Knead till the dough is elastic and reached windowpane stage. Round the dough up and proof under cover until double in size (ard 45 min but really depends on the temperature of the room).

Place some flour onto counter and dough on top. Punch the dough down to deflate the air. Shape as desired. Gently wipe dough with a wet cloth and roll dough onto multi-grains/oats/nuts (or any other toppings) to coat. Make some cuts onto top of bread to allow steam to be released during baking.

Proof again for around 45 min (proof is done when a finger pressed lightly onto the dough leaves an indentation behind without bouncing back).

Place onto baking tray and bake at pre-heated oven at 190C for 10 min, reduce temp to 175C and bake for another 15 to 20 min.  Bread will sound hollow when tapped. Cool completely before cutting.

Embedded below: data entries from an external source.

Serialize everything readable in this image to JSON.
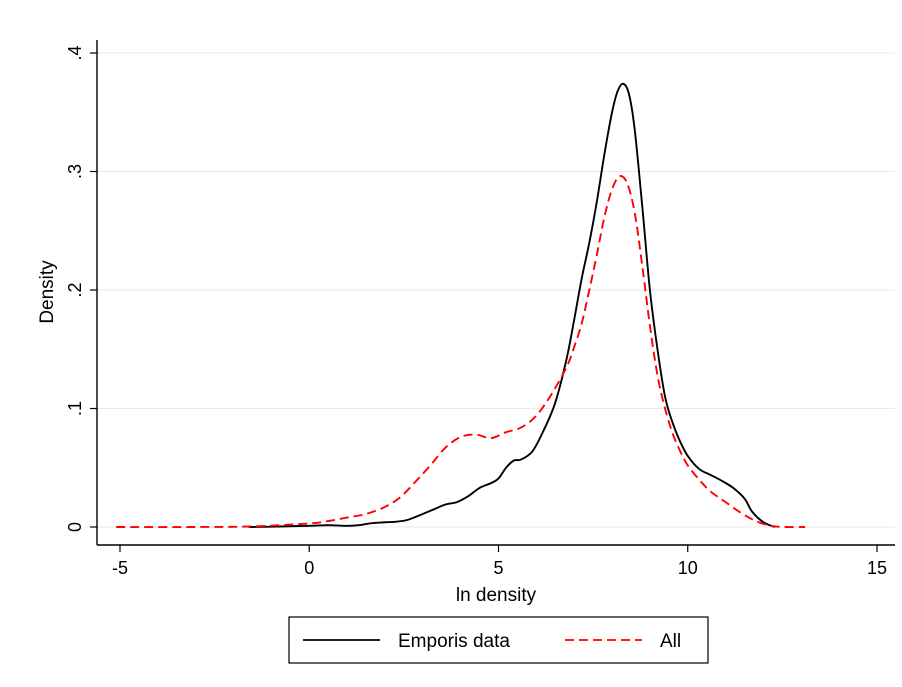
{
  "chart_data": {
    "type": "line",
    "title": "",
    "xlabel": "ln density",
    "ylabel": "Density",
    "xlim": [
      -5,
      15
    ],
    "ylim": [
      0,
      0.4
    ],
    "xticks": [
      -5,
      0,
      5,
      10,
      15
    ],
    "xtick_labels": [
      "-5",
      "0",
      "5",
      "10",
      "15"
    ],
    "yticks": [
      0,
      0.1,
      0.2,
      0.3,
      0.4
    ],
    "ytick_labels": [
      "0",
      ".1",
      ".2",
      ".3",
      ".4"
    ],
    "grid": true,
    "legend_position": "bottom",
    "series": [
      {
        "name": "Emporis data",
        "color": "#000000",
        "style": "solid",
        "x": [
          -1.6,
          -1.0,
          0.0,
          0.5,
          1.0,
          1.3,
          1.6,
          2.0,
          2.3,
          2.6,
          3.0,
          3.3,
          3.6,
          3.9,
          4.2,
          4.5,
          4.8,
          5.0,
          5.2,
          5.4,
          5.6,
          5.9,
          6.2,
          6.5,
          6.8,
          7.0,
          7.2,
          7.4,
          7.6,
          7.8,
          8.0,
          8.15,
          8.3,
          8.45,
          8.6,
          8.8,
          9.0,
          9.2,
          9.4,
          9.6,
          9.8,
          10.0,
          10.3,
          10.6,
          10.9,
          11.2,
          11.5,
          11.7,
          12.0,
          12.3
        ],
        "y": [
          0,
          0.0003,
          0.001,
          0.0015,
          0.001,
          0.0015,
          0.003,
          0.004,
          0.0045,
          0.006,
          0.011,
          0.015,
          0.019,
          0.021,
          0.026,
          0.033,
          0.037,
          0.041,
          0.05,
          0.056,
          0.057,
          0.064,
          0.082,
          0.105,
          0.142,
          0.175,
          0.21,
          0.24,
          0.275,
          0.315,
          0.35,
          0.368,
          0.374,
          0.365,
          0.335,
          0.27,
          0.2,
          0.15,
          0.11,
          0.088,
          0.072,
          0.06,
          0.049,
          0.044,
          0.039,
          0.033,
          0.024,
          0.013,
          0.004,
          0.0
        ]
      },
      {
        "name": "All",
        "color": "#ff0000",
        "style": "dashed",
        "x": [
          -5.1,
          -3.0,
          -1.5,
          0.0,
          0.5,
          1.0,
          1.5,
          2.0,
          2.4,
          2.8,
          3.2,
          3.6,
          4.0,
          4.4,
          4.8,
          5.2,
          5.6,
          6.0,
          6.4,
          6.8,
          7.0,
          7.2,
          7.4,
          7.6,
          7.8,
          8.0,
          8.2,
          8.4,
          8.6,
          8.8,
          9.0,
          9.2,
          9.4,
          9.6,
          9.8,
          10.0,
          10.3,
          10.6,
          11.0,
          11.4,
          11.8,
          12.2,
          12.6,
          13.1
        ],
        "y": [
          0,
          0,
          0.0005,
          0.003,
          0.005,
          0.008,
          0.011,
          0.017,
          0.025,
          0.038,
          0.052,
          0.067,
          0.076,
          0.078,
          0.075,
          0.08,
          0.084,
          0.094,
          0.112,
          0.135,
          0.152,
          0.172,
          0.2,
          0.23,
          0.262,
          0.285,
          0.296,
          0.29,
          0.265,
          0.22,
          0.17,
          0.128,
          0.1,
          0.079,
          0.064,
          0.052,
          0.04,
          0.03,
          0.021,
          0.012,
          0.005,
          0.001,
          0.0,
          0.0
        ]
      }
    ]
  }
}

For Rye bread, substitute Multi-grain for Rye flour. Ratio of bread flour to rye/multi grain flour can be adjusted to change the texture of bread. Above uses 70-30% ratio. a 50-50% ratio would yield loaves with a heavier texture.

Rye loaf:
(For loaves, no need to make cuts on the bread)
Other shapes taught to us:

The other breads we learned were Foccacia, Ciabatta, Baguette, Soft Rolls and Pizza. All were pretty yummy, especially the soft rolls that were really soft, with butter and milk but way too sinful. The foccacia was everyone's favourite, savory and very fragrant, doused with a good measure of olive oil and filled with plenty of herbed potato.

More about Foccacia in another post!

4.5 months on..

I drafted a whole list of things that I'd like to do when I move to Malaysia to start my 6-months stint. Hah! I was either too ambitious or I am too lazy.

My list:
Share our wedding photos with our friends
Upload our Europe photos onto FB
Start a Blog
Increase my frequency of workouts
Cook a daily portion of veggies for dinner
Try out new baking recipes in individual serving portion

Guess how many I end up doing?? I think only 1..

So... 4.5 months later, I finally started THE BLOG. which.. I hope will survive when I return to SG. Not a good writer and too lazy to think/write too much anyway, the objective (every project must start with an objective right???) of this blog is just to capture my baking trials and errors so my forgetful self can refer easily. Currently, the notes are just sitting in a notebook, a file, several plastic folders and random note-to-selfs on FB.